ADA sebagian kalangan yang mengatakan bahwa Isra dan Mi’rajnya nabi shallallahu ‘alaihi wasallam hanya ruhnya saja, sedangkan jasadnya tidak ikut. Pendapat ini kalau kita kaitkan dengan peristiwa-peristiwa sesudahnya serta dampak yang dialami oleh beliau shallallahu ‘alaihi wasallam, nampak kurang bisa diterima.
Sebab bila hanya ruhnya yang terbang ke langit, sedangkan jasadnya tetap di bumi, seharusnya tidak perlu ada kegegeran di tengah kaumnya. Padahal sirah nabawiyah mencatat bahwa setelah pengakuan nabi atas peristiwa itu, muncul reaksi dari para kalangan kafir Quraisy yang mengingkarinya.
Buat logika mereka, tidak mungkin ada manusia bisa terbang ke langit dengan jasadnya. Kalau sekedar ruhnya saja, banyak di antara mereka yang bisa mempercayainya. Sebagaimana masyarakat Arab saat itu percaya adanya jin yang bisa terbang tinggi ke langit. Sehingga bila yang terbang ke langit hanya ruh nabi Muhammad shallallahu ‘alaihi wasallam saja, tentu tidak akan menimbulkan bantahan.

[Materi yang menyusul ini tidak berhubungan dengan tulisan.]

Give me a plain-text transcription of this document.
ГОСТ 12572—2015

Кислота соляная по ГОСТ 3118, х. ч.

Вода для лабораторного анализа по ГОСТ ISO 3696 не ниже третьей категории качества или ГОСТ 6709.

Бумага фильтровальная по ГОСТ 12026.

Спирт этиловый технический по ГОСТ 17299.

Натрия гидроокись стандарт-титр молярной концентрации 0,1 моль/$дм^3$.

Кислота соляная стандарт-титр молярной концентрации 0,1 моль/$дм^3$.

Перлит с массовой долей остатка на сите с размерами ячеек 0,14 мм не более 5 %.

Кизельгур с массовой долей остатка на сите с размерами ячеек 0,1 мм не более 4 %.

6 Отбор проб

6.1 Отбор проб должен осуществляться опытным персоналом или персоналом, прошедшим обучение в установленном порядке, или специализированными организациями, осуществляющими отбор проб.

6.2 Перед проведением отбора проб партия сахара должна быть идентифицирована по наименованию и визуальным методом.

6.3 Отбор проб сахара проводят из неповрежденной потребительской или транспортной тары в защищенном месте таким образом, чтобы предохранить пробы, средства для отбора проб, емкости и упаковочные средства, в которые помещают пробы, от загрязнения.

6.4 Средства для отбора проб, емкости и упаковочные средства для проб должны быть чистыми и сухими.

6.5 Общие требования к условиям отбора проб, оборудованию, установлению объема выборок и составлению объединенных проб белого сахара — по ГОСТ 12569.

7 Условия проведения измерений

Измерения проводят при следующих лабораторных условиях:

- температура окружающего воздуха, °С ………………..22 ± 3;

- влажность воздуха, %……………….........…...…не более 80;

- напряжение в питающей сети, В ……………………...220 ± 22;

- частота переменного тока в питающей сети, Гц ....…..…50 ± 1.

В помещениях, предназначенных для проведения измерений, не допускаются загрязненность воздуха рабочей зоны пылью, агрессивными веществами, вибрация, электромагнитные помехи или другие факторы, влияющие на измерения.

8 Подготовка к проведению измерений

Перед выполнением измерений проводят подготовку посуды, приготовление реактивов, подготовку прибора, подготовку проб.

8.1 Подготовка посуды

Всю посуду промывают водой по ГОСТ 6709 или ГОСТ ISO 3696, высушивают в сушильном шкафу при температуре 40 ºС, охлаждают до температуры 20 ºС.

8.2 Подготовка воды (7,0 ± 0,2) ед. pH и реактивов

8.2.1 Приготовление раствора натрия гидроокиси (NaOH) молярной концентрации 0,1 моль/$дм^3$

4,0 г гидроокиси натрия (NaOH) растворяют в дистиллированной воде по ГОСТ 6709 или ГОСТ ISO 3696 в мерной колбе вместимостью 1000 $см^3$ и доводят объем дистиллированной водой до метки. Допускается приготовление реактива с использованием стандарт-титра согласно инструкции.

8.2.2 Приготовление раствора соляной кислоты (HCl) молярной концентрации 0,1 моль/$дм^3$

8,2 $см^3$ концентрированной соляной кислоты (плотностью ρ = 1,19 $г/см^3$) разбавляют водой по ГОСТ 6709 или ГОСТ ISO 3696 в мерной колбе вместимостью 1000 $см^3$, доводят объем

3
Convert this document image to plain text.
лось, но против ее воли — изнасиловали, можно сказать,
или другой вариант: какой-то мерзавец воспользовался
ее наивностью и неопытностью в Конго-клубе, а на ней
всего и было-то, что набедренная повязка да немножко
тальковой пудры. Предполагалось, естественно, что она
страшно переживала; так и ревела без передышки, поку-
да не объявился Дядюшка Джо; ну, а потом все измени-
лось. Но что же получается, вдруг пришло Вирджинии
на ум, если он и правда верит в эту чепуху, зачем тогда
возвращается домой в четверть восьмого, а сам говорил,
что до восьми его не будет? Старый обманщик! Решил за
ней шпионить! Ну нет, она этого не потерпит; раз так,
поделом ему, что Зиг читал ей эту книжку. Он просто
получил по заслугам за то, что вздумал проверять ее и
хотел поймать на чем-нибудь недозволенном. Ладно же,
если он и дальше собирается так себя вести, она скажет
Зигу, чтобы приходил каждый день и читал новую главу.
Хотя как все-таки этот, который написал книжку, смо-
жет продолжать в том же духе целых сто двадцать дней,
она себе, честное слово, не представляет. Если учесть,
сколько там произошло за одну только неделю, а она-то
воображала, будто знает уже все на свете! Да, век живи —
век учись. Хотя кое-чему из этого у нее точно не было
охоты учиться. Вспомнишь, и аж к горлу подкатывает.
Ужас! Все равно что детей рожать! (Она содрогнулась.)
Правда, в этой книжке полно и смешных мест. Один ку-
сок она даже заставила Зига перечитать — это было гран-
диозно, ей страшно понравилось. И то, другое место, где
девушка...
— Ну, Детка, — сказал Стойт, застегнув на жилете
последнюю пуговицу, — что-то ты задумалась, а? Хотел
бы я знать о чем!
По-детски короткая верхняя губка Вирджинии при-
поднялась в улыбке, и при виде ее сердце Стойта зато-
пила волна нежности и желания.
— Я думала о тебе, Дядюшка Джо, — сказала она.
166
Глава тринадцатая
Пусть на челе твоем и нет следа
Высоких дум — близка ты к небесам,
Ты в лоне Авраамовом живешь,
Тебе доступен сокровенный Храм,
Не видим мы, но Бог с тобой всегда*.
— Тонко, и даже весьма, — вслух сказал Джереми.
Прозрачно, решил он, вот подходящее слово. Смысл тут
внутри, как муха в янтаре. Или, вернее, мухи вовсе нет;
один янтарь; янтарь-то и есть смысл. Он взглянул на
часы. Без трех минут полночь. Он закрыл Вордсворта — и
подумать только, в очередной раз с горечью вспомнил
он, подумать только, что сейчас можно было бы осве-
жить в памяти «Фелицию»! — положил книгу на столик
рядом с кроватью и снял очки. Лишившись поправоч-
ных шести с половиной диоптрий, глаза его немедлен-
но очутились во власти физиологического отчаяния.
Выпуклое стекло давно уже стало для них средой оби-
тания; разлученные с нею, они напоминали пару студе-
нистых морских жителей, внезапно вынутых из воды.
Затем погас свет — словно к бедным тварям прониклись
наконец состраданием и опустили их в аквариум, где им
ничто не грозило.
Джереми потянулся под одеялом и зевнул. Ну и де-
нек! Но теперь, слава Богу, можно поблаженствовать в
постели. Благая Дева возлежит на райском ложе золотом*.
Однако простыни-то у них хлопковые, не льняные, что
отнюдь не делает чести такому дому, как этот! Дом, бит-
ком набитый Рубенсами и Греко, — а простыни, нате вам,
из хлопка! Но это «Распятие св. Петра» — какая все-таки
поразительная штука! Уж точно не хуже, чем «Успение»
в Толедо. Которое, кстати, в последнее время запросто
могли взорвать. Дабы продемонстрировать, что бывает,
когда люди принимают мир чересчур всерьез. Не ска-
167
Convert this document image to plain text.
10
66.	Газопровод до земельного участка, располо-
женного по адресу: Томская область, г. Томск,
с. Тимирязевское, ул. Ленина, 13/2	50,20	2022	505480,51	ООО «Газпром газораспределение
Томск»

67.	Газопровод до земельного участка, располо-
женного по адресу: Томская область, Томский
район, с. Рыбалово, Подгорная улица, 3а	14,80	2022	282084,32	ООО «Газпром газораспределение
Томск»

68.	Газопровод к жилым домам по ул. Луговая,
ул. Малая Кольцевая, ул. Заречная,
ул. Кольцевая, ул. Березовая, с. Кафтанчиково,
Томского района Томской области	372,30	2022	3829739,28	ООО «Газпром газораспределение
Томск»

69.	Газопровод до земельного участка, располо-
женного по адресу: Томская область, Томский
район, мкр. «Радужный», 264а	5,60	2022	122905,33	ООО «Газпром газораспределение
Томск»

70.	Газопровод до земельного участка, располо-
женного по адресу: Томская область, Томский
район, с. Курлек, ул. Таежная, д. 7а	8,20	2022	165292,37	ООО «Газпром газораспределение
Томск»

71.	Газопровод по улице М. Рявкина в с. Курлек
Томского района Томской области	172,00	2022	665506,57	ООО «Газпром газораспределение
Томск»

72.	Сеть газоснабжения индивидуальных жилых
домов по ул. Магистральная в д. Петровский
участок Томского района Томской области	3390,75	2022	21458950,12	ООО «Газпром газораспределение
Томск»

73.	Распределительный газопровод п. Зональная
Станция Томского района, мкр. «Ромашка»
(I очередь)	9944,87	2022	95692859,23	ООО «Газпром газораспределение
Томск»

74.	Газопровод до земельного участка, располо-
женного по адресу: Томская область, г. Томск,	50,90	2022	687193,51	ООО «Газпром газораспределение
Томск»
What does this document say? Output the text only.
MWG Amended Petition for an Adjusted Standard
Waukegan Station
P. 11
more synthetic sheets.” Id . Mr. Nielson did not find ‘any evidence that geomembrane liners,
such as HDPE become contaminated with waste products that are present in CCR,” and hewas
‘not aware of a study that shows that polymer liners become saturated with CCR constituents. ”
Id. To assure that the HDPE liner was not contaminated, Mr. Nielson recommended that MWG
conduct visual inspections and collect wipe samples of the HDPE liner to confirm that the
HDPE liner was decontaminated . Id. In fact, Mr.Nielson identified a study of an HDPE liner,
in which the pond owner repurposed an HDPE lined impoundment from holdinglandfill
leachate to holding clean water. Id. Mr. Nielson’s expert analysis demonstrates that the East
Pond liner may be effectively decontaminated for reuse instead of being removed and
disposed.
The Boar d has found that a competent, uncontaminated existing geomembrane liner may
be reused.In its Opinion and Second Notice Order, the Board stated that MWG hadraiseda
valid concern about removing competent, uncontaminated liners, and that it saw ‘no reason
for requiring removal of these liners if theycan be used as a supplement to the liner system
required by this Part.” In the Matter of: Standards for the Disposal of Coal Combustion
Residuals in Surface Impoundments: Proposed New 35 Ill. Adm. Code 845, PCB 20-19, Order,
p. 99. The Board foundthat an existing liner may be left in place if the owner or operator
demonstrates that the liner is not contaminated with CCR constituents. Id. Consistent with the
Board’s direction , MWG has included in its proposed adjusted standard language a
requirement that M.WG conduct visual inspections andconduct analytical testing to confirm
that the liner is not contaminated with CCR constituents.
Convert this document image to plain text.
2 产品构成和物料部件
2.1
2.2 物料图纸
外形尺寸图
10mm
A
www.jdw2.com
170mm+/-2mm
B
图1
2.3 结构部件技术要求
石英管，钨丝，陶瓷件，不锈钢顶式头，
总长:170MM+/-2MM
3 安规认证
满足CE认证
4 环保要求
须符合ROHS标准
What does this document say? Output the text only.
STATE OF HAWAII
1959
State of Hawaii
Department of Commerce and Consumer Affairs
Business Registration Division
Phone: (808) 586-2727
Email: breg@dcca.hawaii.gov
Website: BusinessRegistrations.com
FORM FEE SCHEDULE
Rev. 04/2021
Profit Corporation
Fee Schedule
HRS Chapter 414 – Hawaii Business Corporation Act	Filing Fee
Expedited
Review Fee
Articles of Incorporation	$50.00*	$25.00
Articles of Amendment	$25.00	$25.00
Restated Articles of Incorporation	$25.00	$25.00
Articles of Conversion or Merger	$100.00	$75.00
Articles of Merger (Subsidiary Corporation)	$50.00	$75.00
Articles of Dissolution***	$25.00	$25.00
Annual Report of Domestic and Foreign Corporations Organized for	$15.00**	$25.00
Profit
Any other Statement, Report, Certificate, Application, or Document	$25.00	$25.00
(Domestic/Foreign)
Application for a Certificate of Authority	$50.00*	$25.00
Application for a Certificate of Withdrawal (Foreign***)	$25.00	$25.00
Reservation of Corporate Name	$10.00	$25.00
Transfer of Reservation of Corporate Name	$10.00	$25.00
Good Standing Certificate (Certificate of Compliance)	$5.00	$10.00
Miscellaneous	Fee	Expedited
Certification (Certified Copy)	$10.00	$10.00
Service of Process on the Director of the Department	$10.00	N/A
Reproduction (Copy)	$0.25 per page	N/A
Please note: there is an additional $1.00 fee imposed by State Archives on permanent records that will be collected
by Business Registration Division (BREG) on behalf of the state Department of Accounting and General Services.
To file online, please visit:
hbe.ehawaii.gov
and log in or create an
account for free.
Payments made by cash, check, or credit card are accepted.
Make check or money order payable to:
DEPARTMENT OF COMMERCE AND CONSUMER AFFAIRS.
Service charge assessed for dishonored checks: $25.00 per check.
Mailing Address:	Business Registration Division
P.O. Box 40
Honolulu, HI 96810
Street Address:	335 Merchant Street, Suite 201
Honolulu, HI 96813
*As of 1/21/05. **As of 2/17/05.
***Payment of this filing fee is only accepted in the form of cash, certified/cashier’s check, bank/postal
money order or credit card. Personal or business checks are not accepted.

Namun karena beliau shallallahu ‘alaihi wasallam mengatakan bahwa dirinya sepenuhnya, termasuk jasad dan ruhnya, yang terbang ke luar angkasa, setelah sebelumnya ‘mampir’ ke Baitil Maqdis di Palestina, muncullah penolakan luar biasa dari orang arab. Dan pemahaman bahwa nabi shallallahu ‘alaihi wasallam berisra’ dan mi’raj dengan jasad dan ruhnya secara sadar, bukan mimpi, adalah keyakinan mayoritas umat Islam, serta menjadi keyakinan paham ahlussunnah wal jamaah sepanjang zaman.
Sebaliknya, mereka yang mengingkari kalau jasadnya ikut terbang, umumnya muncul dari kalangan ahli ra’yu yang lebih menekankan pertimbangan logika manusia ketimbang wahyu. Wallahu a’lam bishshawab, wassalamu ‘alaikum warahmatullahi wabarakatuh. [Ahmad Sarwat, Lc.]